IEEE/ACM Trans Comput Biol Bioinform. 2020 May-Jun;17(3):841-846. doi: 10.1109/TCBB.2018.2868346. Epub 2018 Sep 3.
Biomedical named entity recognition (Bio-NER) is an important preliminary step for many biomedical text mining tasks.
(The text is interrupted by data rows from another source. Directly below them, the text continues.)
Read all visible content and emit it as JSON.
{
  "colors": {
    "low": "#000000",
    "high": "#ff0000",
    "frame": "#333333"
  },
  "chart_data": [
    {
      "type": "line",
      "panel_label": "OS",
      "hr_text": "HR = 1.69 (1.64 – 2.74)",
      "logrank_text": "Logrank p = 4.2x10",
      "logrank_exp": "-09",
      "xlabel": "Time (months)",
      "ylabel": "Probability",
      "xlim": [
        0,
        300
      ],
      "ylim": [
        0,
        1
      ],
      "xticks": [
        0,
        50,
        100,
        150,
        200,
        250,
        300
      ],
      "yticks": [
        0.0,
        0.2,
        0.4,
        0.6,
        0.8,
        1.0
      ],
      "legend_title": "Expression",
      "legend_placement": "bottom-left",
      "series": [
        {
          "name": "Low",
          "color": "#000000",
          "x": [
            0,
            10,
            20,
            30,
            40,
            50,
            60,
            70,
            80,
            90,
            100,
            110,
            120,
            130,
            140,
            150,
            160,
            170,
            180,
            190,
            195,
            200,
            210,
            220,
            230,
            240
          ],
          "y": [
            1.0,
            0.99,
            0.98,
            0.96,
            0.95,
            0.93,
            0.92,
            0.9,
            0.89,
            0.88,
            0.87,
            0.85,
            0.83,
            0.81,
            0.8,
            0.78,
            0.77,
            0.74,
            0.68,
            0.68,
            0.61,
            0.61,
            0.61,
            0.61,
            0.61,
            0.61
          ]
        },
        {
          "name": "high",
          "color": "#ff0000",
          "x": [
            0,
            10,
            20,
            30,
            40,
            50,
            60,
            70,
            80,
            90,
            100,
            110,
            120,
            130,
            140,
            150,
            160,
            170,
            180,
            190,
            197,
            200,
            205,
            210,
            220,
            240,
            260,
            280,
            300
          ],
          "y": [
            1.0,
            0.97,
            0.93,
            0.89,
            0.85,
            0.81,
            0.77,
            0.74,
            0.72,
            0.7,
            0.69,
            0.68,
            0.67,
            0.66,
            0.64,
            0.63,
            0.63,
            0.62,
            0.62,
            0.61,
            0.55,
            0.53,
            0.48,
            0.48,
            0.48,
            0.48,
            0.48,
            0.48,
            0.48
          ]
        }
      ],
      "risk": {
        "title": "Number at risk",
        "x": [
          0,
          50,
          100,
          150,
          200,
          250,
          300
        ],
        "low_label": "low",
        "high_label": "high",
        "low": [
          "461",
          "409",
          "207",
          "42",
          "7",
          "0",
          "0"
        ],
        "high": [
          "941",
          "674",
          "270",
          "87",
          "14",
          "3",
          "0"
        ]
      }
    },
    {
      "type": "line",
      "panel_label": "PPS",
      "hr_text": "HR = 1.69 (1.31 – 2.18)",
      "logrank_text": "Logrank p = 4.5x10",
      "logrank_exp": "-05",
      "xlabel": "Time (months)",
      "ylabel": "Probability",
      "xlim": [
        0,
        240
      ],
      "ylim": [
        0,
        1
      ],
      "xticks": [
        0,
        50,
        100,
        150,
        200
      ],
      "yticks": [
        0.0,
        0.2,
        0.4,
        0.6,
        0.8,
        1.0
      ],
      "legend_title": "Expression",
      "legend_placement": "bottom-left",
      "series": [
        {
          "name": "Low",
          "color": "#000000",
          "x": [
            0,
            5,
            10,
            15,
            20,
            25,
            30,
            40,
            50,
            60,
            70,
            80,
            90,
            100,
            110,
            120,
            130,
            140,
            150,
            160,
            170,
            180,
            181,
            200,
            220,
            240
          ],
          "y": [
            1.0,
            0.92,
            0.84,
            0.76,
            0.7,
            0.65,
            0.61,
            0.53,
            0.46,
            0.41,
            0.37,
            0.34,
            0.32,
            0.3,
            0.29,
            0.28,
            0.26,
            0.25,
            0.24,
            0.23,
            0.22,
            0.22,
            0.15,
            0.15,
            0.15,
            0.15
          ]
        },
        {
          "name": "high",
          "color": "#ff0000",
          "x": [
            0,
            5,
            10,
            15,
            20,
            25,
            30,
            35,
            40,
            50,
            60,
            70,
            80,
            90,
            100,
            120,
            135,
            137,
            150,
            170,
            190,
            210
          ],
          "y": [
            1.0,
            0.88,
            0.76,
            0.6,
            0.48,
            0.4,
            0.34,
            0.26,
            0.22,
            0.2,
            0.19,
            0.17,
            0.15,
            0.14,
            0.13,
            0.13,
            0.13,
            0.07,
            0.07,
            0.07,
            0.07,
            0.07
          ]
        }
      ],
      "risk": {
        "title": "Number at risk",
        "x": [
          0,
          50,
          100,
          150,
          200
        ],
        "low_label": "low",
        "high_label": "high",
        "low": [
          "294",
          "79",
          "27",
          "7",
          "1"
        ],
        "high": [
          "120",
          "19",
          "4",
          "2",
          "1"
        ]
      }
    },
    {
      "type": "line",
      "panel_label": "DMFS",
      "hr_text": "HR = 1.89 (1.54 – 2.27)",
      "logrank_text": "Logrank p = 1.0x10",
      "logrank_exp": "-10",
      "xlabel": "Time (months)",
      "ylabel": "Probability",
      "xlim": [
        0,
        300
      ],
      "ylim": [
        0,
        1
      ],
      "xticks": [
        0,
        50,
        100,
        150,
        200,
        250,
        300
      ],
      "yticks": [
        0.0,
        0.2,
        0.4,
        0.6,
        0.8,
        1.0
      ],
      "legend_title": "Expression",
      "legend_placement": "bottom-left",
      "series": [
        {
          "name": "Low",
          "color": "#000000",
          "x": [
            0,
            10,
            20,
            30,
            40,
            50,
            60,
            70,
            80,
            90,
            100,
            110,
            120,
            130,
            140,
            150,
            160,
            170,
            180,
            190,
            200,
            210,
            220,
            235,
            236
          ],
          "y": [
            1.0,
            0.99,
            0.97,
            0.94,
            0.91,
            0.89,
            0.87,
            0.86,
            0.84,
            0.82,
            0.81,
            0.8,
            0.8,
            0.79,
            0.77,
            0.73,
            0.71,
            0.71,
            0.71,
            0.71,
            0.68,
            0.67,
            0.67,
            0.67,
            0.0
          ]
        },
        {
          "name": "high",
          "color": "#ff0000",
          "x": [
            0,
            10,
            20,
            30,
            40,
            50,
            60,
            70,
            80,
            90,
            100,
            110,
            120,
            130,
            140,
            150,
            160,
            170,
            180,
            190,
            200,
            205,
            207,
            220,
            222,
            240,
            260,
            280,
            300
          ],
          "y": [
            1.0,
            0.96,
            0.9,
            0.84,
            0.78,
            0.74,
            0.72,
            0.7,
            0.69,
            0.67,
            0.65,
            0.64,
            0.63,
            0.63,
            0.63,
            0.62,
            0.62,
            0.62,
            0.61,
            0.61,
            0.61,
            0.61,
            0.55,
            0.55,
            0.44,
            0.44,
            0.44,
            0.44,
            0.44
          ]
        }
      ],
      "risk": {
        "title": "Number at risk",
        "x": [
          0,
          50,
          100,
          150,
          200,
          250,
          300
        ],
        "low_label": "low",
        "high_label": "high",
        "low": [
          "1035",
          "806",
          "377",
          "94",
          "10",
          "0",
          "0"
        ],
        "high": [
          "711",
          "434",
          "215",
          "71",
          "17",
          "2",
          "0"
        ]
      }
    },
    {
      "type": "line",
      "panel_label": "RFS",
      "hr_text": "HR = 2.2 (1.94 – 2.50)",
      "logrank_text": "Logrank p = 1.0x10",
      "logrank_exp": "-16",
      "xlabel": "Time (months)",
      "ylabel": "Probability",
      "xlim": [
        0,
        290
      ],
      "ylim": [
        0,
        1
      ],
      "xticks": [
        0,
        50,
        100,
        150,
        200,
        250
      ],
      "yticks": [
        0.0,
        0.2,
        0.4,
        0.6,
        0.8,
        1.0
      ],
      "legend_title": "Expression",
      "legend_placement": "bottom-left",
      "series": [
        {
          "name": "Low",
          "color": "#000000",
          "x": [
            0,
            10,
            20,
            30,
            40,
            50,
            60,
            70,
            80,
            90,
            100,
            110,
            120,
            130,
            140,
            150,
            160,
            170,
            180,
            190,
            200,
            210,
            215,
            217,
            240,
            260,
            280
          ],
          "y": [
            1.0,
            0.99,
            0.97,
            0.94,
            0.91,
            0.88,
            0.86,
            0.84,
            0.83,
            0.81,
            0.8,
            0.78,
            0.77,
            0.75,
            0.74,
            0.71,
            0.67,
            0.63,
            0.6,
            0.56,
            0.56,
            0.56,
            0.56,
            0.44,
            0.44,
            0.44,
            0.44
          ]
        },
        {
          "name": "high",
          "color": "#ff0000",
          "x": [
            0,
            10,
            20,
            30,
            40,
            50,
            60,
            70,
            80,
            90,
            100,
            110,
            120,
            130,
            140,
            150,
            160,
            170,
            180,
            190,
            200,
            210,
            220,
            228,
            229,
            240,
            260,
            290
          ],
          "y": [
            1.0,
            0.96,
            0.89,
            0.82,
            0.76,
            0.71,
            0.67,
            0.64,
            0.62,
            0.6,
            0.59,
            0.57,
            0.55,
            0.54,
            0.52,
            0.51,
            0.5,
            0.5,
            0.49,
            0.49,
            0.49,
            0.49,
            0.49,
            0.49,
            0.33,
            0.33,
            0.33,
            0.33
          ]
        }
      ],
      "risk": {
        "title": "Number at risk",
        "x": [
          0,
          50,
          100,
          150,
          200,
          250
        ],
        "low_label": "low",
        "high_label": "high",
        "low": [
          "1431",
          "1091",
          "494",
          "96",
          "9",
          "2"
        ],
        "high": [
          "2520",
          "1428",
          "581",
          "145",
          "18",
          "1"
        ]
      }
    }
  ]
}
The current mainstream methods for NER are based on the neural networks to avoid the complex hand-designed features derived from various linguistic analyses. However, these methods ignore some potential sentence-level semantic information and general features of semantic and syntactic. Therefore, we propose a novel Long Short Term Memory (LSTM) Networks model integrating language model and sentence-level reading control gate (LS-BLSTM-CRF) for Bio-NER. In our model, a sentence-level reading control gate (SC) is inserted into the networks to integrate the implicit meaning of an entire sentence and the language model is integrated to our model to learn richer potential features. Besides, character-level embeddings are introduced as the input to deal with out-of-vocabulary words. The experimental results conducted on the BioCreative II GM corpus show that our method can achieve an F-score of 89.94 percent, which outperforms all state-of-the-art systems and is 1.33 percent higher than the best performing neural networks.
生物医学命名实体识别 (Bio-NER) 是许多生物医学文本挖掘任务的重要初步步骤。当前 NER 的主流方法基于神经网络,以避免源自各种语言分析的复杂手动设计特征。然而,这些方法忽略了一些潜在的句子级语义信息和语义和句法的一般特征。因此,我们提出了一种新的长短期记忆 (LSTM) 网络模型,该模型集成了语言模型和句子级阅读控制门 (LS-BLSTM-CRF) ,用于 Bio-NER。在我们的模型中,插入了一个句子级阅读控制门 (SC) 来整合整个句子的隐含意义,并将语言模型集成到我们的模型中,以学习更丰富的潜在特征。此外,还引入了字符级嵌入作为输入来处理词汇外单词。在 BioCreative II GM 语料库上进行的实验结果表明,我们的方法可以达到 89.94%的 F 分数,优于所有最先进的系统,比表现最好的神经网络高出 1.33%。